Во двор заехал грузовик. В нашем дворе общежитие, в общежитии живут студенты. Два раза в год они перетаскивают свои кровати: в июне — куда-то увозят, а в августе — опять привозят. Я думаю, эти кровати никогда не были новыми, я думаю, они всегда были колченогие, с дырявыми сетками и кривыми спинками. У нас во дворе никто не спит на таких кроватях. Даже тетя Поля.
— А у Сталина кровать из золота, из чистого золота, — сказал Семка.
— Золотая кровать? Из чистого золота? Ты что?
— Дурак, — заливается Семка, — разве у Сталина может быть золотая кровать?

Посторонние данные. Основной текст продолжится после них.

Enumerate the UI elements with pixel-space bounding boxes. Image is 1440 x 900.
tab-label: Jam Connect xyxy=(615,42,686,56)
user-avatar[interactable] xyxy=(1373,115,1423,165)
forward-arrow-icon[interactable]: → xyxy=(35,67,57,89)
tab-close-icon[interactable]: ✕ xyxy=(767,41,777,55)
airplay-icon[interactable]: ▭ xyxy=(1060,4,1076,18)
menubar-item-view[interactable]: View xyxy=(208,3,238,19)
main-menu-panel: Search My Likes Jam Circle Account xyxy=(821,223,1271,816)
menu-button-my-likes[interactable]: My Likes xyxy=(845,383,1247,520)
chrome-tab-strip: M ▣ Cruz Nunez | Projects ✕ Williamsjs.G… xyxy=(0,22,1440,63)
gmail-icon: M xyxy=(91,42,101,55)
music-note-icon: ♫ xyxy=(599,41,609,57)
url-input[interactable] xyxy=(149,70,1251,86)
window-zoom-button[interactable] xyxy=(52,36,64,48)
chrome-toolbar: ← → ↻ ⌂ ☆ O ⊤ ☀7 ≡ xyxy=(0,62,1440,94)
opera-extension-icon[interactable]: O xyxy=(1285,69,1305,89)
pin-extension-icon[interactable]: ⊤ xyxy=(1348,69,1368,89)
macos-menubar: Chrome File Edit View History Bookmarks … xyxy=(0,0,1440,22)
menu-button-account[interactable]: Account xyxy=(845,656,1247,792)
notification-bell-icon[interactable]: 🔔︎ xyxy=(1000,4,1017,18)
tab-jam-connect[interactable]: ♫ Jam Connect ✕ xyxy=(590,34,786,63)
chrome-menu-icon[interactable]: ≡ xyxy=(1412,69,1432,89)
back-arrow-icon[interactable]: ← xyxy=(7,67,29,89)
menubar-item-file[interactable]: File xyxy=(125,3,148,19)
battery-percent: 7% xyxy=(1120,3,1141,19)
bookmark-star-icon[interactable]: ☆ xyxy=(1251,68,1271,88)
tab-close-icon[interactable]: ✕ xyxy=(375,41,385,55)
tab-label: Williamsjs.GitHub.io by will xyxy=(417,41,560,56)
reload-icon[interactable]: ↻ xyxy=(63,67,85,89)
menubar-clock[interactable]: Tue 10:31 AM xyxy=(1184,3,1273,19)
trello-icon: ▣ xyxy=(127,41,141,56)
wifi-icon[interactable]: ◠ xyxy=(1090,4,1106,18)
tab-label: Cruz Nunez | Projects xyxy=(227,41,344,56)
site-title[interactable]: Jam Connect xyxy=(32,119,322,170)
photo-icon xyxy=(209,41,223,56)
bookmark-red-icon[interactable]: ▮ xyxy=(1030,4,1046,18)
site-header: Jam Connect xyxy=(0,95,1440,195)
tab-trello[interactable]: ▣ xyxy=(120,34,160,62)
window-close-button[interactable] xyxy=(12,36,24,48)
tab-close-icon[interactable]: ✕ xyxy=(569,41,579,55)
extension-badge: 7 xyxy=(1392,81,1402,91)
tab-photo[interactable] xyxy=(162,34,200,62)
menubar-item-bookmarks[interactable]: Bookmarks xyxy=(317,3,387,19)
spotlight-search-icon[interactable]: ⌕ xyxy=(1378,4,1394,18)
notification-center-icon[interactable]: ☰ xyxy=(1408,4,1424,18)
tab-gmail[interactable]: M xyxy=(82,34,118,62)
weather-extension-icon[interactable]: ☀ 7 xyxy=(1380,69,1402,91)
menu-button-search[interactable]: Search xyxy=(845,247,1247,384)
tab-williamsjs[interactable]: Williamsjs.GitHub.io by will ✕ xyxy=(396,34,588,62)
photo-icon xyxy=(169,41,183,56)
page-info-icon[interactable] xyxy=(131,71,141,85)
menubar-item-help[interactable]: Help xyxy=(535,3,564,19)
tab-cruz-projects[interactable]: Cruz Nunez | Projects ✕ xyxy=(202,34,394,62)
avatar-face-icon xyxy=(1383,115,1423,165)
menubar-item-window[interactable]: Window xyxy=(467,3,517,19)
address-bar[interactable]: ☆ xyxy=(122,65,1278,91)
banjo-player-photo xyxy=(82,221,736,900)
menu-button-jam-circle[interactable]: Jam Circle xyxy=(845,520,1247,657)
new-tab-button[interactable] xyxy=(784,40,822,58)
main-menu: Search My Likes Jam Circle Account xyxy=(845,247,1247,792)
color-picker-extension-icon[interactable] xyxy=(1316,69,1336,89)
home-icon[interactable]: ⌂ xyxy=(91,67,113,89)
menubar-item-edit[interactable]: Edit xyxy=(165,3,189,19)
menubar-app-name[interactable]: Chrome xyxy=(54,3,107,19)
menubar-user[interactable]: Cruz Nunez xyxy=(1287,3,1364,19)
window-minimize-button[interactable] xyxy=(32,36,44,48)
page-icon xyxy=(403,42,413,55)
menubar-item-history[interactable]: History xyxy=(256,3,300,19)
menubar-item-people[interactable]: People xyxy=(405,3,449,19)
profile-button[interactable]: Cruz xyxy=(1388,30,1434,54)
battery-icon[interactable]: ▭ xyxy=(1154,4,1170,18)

Он же не царь какой-нибудь.
Нет, он таки малахольный, этот Семка: тоже придумал — у Сталина золотая кровать!
Ну, а все-таки, не на полу же спит Сталин. Хотя настоящие революционеры могут и на полу спать: подвернув под себя шинель, они кладут рядом винтовку и спят. Спят они меньше, чем другие люди: революционерам некогда спать.
Но так было раньше, в революцию. Семкин папа, Иосиф Граник, тоже спал тогда на полу, прижав к себе винтовку. А теперь у него кровать: большая медная кровать с никелированными шарами. Когда проезжает трамвай, шары эти дрожат и мелко, трусливо, как ложечка в стакане, позванивают.
Снизу, из парадного напротив, опять засвистело и забулькало — доктор Ланда снова включил свой СИ-235 на самую большую громкость. Я думал, когда кончатся бульканье и свист, будет музыка, но музыки не было — говорил мужской голос, наверное, тот же, который объявил раньше, что начинает свои передачи радиостанция имени Коминтерна. А может, другой. Прежде я различал голоса, которые говорят из Москвы, а теперь нет, теперь они все одинаковые — как у нашего директора, когда он злится и в слове "почему” у него два "ч”.